Phrase of the Week: Pursue Across Provincial Lines

The  comes from China Digital Space’s Grass-Mud Horse Lexicon, a glossary of terms created by Chinese netizens and frequently encountered in online political discussions. These are the words of China’s online “resistance discourse,” used to mock and subvert the official language around censorship and political correctness.

跨省追捕 (kuā shěng zhuībǔ): pursue across provincial lines

“You’re not allowed to post things on the Internet that tarnish my reputation!” (isso.com.cn)

“You’re not allowed to post things on the Internet that tarnish my reputation!” (isso.com.cn)

The practice by local government agents of traveling to other provinces to arrest netizens for posting comments on the Internet.

In April 2009, netizen Wang Shuai was arrested in Shanghai for posting pictures that mocked the illegal seizure of land by officials in Lingbao, Henan Province. Wang’s post implied that local official took measures to ruin the land so that they could buy it at a lower price, since the required compensation is higher for cultivated land than for abandoned land.

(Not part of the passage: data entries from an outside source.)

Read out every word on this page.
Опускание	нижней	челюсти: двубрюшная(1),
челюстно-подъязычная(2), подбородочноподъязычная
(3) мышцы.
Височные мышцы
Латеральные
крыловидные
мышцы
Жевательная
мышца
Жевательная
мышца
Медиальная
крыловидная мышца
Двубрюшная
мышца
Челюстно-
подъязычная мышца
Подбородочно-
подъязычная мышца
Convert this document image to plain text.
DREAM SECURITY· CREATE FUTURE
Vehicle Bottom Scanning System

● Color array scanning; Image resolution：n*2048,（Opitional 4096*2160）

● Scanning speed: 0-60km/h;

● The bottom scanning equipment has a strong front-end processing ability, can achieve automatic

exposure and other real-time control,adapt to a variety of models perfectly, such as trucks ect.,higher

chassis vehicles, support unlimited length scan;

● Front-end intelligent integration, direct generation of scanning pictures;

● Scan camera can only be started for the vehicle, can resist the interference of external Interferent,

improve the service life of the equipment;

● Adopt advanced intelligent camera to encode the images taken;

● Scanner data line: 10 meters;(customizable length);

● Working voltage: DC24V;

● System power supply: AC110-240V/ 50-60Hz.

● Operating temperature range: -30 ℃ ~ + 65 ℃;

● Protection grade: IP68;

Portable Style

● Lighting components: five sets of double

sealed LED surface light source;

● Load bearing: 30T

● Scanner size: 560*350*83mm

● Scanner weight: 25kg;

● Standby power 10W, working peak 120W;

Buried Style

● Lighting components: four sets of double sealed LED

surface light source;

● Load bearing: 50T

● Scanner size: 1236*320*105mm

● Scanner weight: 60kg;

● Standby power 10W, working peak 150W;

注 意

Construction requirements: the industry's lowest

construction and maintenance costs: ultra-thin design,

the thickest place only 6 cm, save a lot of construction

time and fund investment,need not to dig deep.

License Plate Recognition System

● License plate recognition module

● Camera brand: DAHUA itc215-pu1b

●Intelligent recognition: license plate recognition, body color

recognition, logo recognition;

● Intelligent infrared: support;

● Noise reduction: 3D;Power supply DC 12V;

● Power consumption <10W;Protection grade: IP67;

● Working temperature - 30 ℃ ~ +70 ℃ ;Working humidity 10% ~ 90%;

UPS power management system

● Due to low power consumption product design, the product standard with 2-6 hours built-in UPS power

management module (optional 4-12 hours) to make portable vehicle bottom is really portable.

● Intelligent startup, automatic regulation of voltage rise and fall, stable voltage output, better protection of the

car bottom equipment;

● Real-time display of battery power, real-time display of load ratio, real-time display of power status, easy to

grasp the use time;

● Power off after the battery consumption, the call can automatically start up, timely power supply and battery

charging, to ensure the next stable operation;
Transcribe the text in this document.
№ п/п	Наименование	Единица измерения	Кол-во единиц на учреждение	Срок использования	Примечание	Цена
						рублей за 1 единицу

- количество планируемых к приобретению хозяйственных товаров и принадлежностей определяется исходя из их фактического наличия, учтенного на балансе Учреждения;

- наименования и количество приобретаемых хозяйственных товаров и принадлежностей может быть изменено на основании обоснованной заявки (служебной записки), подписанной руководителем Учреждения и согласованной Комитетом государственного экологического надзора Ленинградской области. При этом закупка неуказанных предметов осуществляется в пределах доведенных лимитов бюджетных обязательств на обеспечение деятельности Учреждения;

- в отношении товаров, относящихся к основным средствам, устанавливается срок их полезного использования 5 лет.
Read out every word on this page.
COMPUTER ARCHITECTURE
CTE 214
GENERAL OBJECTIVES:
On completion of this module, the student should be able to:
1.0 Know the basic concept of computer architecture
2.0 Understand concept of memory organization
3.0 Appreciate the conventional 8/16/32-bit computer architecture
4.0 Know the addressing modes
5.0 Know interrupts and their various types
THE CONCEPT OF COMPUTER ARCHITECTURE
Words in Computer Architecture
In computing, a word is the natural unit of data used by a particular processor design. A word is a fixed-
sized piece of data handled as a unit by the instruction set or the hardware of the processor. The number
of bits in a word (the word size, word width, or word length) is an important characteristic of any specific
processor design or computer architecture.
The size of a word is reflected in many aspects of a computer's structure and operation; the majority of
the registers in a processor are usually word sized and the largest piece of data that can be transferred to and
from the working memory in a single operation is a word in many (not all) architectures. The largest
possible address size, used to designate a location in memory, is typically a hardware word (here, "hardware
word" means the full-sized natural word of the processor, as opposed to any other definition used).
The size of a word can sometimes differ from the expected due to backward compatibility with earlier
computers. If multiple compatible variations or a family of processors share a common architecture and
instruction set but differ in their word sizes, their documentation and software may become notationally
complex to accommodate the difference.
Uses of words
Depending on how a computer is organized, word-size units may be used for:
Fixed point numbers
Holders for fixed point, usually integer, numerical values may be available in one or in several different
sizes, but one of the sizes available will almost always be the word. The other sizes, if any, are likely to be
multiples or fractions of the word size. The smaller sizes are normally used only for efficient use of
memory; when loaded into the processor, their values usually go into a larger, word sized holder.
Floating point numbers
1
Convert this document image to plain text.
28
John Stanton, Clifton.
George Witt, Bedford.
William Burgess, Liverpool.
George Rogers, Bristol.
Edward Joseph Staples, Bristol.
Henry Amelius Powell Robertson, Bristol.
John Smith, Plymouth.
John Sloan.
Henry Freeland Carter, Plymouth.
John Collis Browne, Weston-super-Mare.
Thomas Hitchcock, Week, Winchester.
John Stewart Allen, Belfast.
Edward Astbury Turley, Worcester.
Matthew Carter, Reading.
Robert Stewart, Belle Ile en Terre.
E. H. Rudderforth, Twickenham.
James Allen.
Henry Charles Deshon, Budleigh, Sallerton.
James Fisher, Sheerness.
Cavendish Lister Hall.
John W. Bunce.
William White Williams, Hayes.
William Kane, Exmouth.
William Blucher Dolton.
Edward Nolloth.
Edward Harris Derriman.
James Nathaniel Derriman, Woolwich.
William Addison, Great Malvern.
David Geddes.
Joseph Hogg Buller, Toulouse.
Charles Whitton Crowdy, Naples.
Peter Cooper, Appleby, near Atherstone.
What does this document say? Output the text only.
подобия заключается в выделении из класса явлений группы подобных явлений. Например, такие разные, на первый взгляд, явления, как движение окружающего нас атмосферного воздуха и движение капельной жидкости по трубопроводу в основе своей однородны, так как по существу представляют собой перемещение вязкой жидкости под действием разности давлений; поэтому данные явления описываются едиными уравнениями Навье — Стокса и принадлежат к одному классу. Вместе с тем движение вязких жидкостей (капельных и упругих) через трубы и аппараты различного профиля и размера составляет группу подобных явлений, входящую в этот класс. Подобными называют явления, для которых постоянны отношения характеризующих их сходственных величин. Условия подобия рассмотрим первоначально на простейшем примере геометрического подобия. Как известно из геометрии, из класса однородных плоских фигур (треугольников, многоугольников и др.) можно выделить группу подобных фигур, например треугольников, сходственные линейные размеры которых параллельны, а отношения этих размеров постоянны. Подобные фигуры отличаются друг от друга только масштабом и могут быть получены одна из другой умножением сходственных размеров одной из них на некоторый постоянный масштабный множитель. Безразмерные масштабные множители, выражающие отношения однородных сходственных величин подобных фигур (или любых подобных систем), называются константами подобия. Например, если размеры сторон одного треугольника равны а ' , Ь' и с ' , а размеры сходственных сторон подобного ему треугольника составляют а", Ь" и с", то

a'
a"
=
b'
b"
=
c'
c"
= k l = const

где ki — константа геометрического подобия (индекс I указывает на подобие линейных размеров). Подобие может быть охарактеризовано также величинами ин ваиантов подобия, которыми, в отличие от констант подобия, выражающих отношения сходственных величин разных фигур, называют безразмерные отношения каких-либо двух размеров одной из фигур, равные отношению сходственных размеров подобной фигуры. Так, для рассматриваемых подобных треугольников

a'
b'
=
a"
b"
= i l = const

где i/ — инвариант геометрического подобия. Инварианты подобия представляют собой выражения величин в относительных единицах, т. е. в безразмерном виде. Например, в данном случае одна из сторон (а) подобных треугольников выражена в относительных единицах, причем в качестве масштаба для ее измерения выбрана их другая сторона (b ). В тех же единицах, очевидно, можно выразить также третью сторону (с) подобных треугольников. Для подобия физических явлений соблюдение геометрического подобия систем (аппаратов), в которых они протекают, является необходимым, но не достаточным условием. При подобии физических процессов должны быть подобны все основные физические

Wang’s arrest led to a public outcry. The Henan provincial police chief eventually apologized to Wang, who was later compensated for his ordeal.

After this case and other incidents of cross-provincial arrests, the phrase “pursue across provincial lines” became a popular Internet meme. Many sensitive posts end half-jokingly, “Please don’t pursue me across provincial lines,” or, “I don’t really understand what I just wrote; I just copied it from someone else, so don’t pursue me across provincial lines.”